First, let me offer my abject apologies for neglecting this over the last few months. For better or worse, I've been pivoting to Ruby and my Perl skills are definitely getting rusty. My module releasing skills weren't much to begin with, and started atrophying years ago, which definitely contributed to my fear of attacking this. Second, let me thank Slaven Rezic for the in depth investigation and handing me an almost complete solution! I'll take what's behind door three! That has the advantage of no changes to the code itself, just to the test suite, which reduces the chance that I'll introduce an issue.
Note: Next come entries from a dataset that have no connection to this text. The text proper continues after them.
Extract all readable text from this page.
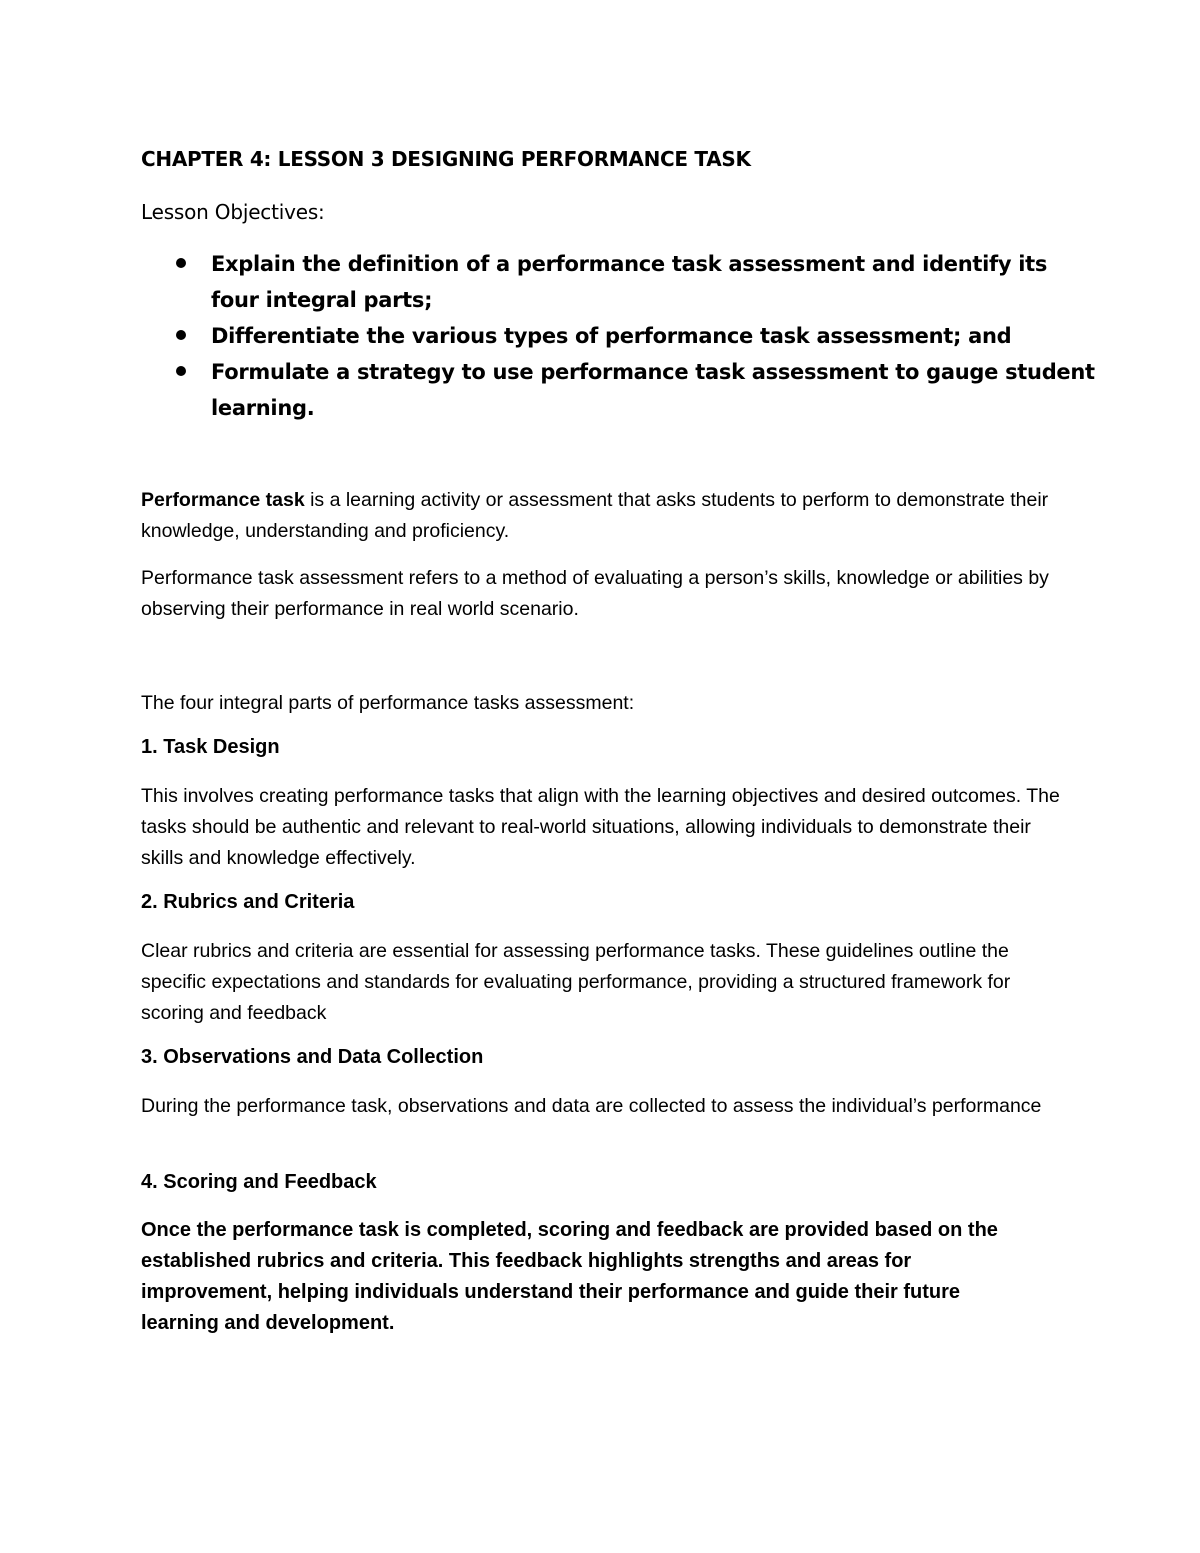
CHAPTER 4: LESSON 3 DESIGNING PERFORMANCE TASK

Lesson Objectives:

Explain the definition of a performance task assessment and identify its four integral parts;
Differentiate the various types of performance task assessment; and
Formulate a strategy to use performance task assessment to gauge student learning.

Performance task is a learning activity or assessment that asks students to perform to demonstrate their knowledge, understanding and proficiency.

Performance task assessment refers to a method of evaluating a person’s skills, knowledge or abilities by observing their performance in real world scenario.

The four integral parts of performance tasks assessment:

1. Task Design

This involves creating performance tasks that align with the learning objectives and desired outcomes. The tasks should be authentic and relevant to real-world situations, allowing individuals to demonstrate their skills and knowledge effectively.

2. Rubrics and Criteria

Clear rubrics and criteria are essential for assessing performance tasks. These guidelines outline the specific expectations and standards for evaluating performance, providing a structured framework for scoring and feedback

3. Observations and Data Collection

During the performance task, observations and data are collected to assess the individual’s performance

4. Scoring and Feedback

Once the performance task is completed, scoring and feedback are provided based on the established rubrics and criteria. This feedback highlights strengths and areas for improvement, helping individuals understand their performance and guide their future learning and development.
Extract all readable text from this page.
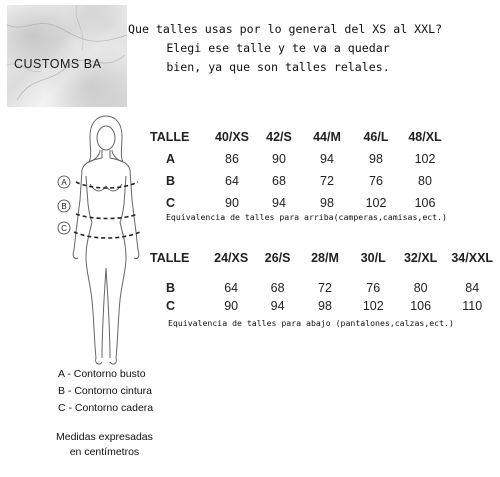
CUSTOMS BA
Que talles usas por lo general del XS al XXL?
Elegi ese talle y te va a quedar
bien, ya que son talles relales.
A
B
C
TALLE	40/XS	42/S	44/M	46/L	48/XL
A	86	90	94	98	102
B	64	68	72	76	80
C	90	94	98	102	106
Equivalencia de talles para arriba(camperas,camisas,ect.)
TALLE	24/XS	26/S	28/M	30/L	32/XL	34/XXL
B	64	68	72	76	80	84
C	90	94	98	102	106	110
Equivalencia de talles para abajo (pantalones,calzas,ect.)
A - Contorno busto
B - Contorno cintura
C - Contorno cadera
Medidas expresadas
en centímetros
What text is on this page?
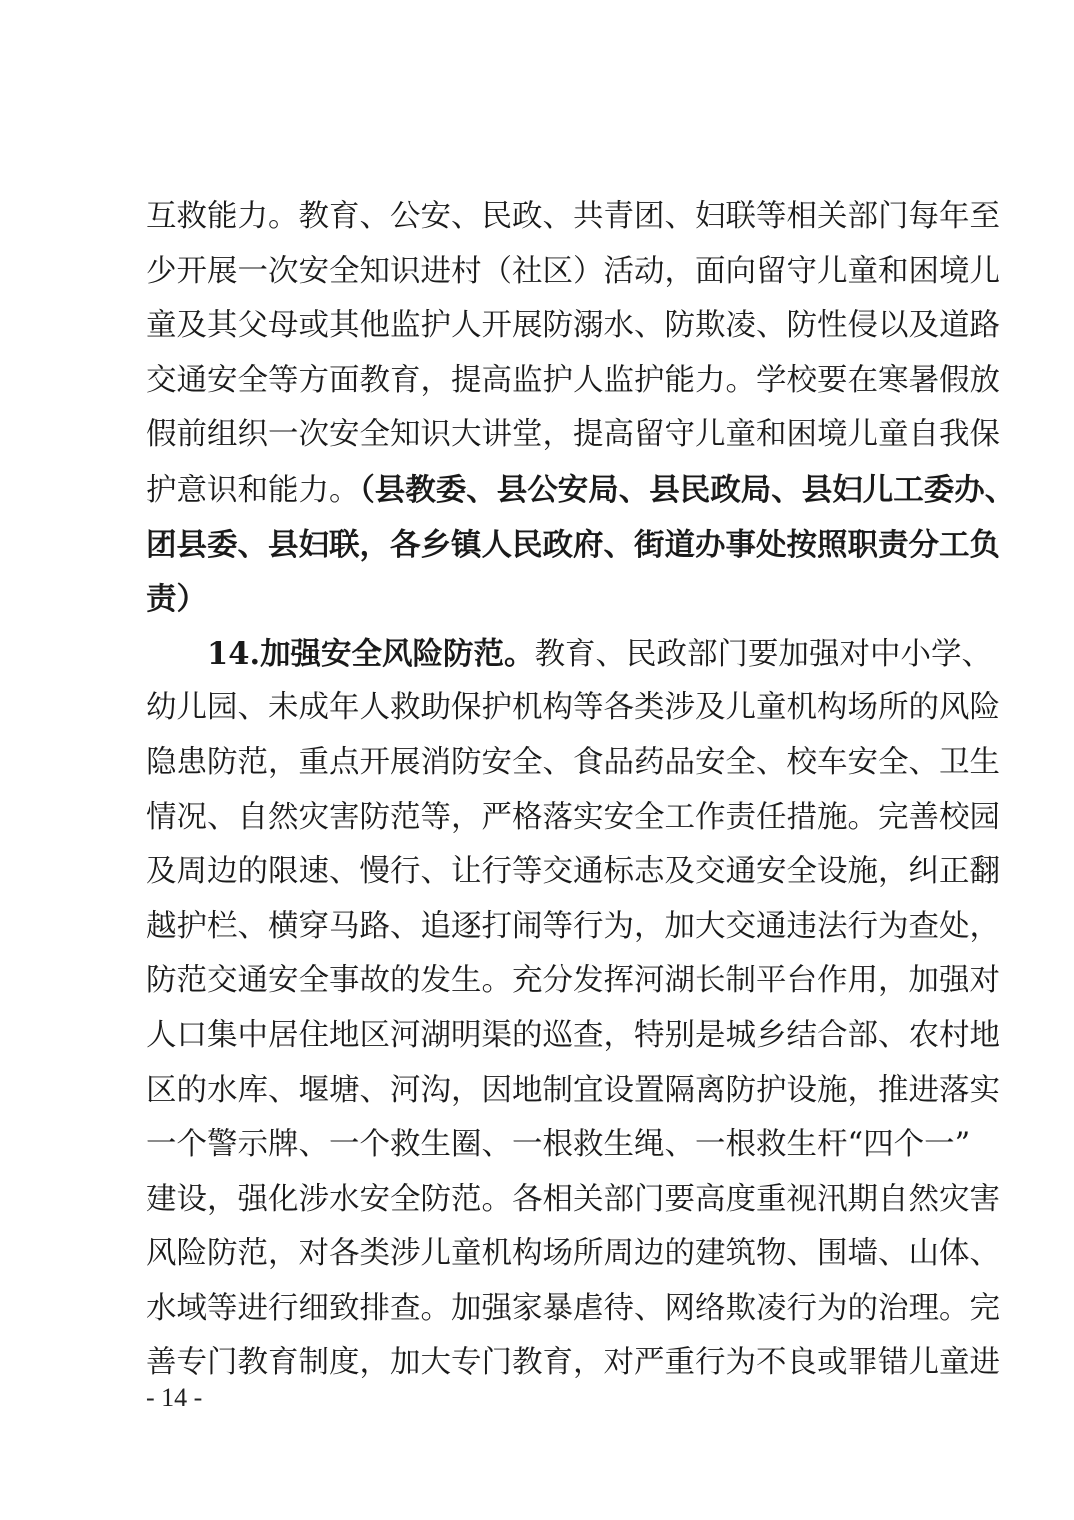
互救能力。教育、公安、民政、共青团、妇联等相关部门每年至
少开展一次安全知识进村（社区）活动，面向留守儿童和困境儿
童及其父母或其他监护人开展防溺水、防欺凌、防性侵以及道路
交通安全等方面教育，提高监护人监护能力。学校要在寒暑假放
假前组织一次安全知识大讲堂，提高留守儿童和困境儿童自我保
护意识和能力。（县教委、县公安局、县民政局、县妇儿工委办、
团县委、县妇联，各乡镇人民政府、街道办事处按照职责分工负
责）
14.加强安全风险防范。教育、民政部门要加强对中小学、
幼儿园、未成年人救助保护机构等各类涉及儿童机构场所的风险
隐患防范，重点开展消防安全、食品药品安全、校车安全、卫生
情况、自然灾害防范等，严格落实安全工作责任措施。完善校园
及周边的限速、慢行、让行等交通标志及交通安全设施，纠正翻
越护栏、横穿马路、追逐打闹等行为，加大交通违法行为查处，
防范交通安全事故的发生。充分发挥河湖长制平台作用，加强对
人口集中居住地区河湖明渠的巡查，特别是城乡结合部、农村地
区的水库、堰塘、河沟，因地制宜设置隔离防护设施，推进落实
一个警示牌、一个救生圈、一根救生绳、一根救生杆“四个一”
建设，强化涉水安全防范。各相关部门要高度重视汛期自然灾害
风险防范，对各类涉儿童机构场所周边的建筑物、围墙、山体、
水域等进行细致排查。加强家暴虐待、网络欺凌行为的治理。完
善专门教育制度，加大专门教育，对严重行为不良或罪错儿童进
- 14 -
Since the attribs hash wasn't sorted to begin with (it's just that we were assuming in the test suite that identical hashes would sort identically), I doubt that leaving the code itself as is will cause issues in production code. With that in mind, I've gone through the test suite and changed almost all of the calls to getSlots to use rotated as the output format. The two exceptions are in situations where there should never be more than one key in the hash. I've also verified that all of the calls to getSlot are either in scalar contexts (where only the value is returned) or in scenarios where the will never be more than one key in the hash. I'd like to release, but I'm not particularly excited about trying to get bleadperl compiled for my box. Is there any chance that if I package up the directory, there might be someone to whom I could send it for verification that it tests fine against 5.18? It's testing fine against 5.16, and the only changes are to the t directory (and versions numbers). Thanks! I have to say it never ceases to amaze me that code that does this much symbol table manipulation and generally evil envelope boundary pushing has made it from 5.10 through 5.12, 5.14, and 5.16 without any updates! --Toby Ovod-Everett
I went ahead and released 1.12, only to discover that changes somewhere in Module::Build and/or the CPAN indexer were complaining about the lack of version numbers on the subpackages, so I cleaned that up and released 1.13. It appears to be testing fine with 5.18.* and 5.19.*. Given that the previous test failure rate was around 50% (due to randomization of the hashes) and given that 31 tests have run (including both 1.12 and 1.13) against >=5.18.0, I'd say it's pretty likely this fixes it.